On December 10, 2016, two articles in the business section of the Wall Street Journal caught my eye.

The first article concerned well known Facebook in an article named “Facebook Investors Press Suit On Shares”. It is of particular interest, in that it suggests that “Facebook Inc’s move to change its capital structure was tainted by secret text messages and meddling from financial advisers that pointed to a process rife with conflict of interest…”.

Yet again we see written communication being used in evidence. Of course, if these were simply phone calls or conversations, there would be no record to produce. Don’t get me wrong – I do not in any way suggest that one side is right and the other wrong here. I do however suggest that technology giants such as Facebook and their boards should certainly be aware of the implication of written records and communications.

What this article also highlights is that the age of email is over – conversation is moving from email to text and organizations can no longer ignore how their employees are communicating confidential business information.

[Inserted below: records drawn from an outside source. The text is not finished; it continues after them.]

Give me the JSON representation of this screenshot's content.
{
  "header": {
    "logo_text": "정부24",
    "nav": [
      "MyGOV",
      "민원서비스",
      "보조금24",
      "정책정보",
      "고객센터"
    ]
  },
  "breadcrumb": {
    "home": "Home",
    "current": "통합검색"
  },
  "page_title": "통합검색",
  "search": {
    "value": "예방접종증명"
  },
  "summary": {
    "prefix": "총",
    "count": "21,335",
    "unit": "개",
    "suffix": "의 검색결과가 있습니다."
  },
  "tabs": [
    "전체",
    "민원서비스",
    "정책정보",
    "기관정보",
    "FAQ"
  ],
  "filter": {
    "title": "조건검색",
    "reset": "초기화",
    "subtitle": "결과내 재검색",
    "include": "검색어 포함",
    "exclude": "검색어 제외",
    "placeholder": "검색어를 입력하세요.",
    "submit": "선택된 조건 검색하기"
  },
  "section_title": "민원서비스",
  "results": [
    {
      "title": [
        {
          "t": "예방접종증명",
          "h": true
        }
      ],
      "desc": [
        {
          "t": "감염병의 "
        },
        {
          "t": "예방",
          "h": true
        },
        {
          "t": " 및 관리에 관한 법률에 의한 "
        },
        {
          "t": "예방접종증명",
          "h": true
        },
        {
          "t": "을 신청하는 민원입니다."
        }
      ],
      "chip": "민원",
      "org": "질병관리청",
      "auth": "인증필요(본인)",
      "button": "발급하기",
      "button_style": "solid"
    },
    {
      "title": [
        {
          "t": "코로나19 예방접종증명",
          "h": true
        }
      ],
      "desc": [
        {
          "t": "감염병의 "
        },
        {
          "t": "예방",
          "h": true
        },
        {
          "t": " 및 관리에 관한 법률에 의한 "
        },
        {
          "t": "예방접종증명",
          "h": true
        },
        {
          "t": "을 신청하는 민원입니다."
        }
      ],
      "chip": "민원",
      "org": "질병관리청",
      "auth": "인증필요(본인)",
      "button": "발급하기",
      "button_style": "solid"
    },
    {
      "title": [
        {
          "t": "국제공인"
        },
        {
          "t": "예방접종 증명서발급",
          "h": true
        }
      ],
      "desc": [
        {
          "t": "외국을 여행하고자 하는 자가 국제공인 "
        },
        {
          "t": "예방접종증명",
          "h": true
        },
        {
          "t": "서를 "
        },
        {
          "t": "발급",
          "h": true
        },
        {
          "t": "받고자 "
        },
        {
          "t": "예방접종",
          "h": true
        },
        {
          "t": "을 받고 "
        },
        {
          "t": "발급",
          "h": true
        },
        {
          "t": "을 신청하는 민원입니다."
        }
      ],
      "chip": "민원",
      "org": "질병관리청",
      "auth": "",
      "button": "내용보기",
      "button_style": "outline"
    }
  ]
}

The second article covered a well-known auto manufacturer and was entitled “FTC Claims VW Mobile Phones Missing”. In the case of VW, the FTC is concerned with 23 lost or ‘bricked’ phones of key employees in the wake of a decade-long emissions-cheating scandal. Once again, these phones contain email, text and other data that can be relevant to the case but can now no longer be retrieved.

So, what is the lesson for 2017? Some should look familiar…

1. If you don’t want it on the 6 o’clock news, or in social media news feeds, do not write it in email, text that lingers or any other way
2. If you want to have a private conversation and you have no obligation to keep a record, use face to face, phone or ephemeral channels
3. Keep a record when it’s needed in a very secure location
4. Never destroy evidence, adverse instructions have really bad outcomes
5. Text is becoming the de-facto communication standard and will be examined more closely in 2017, so plan now.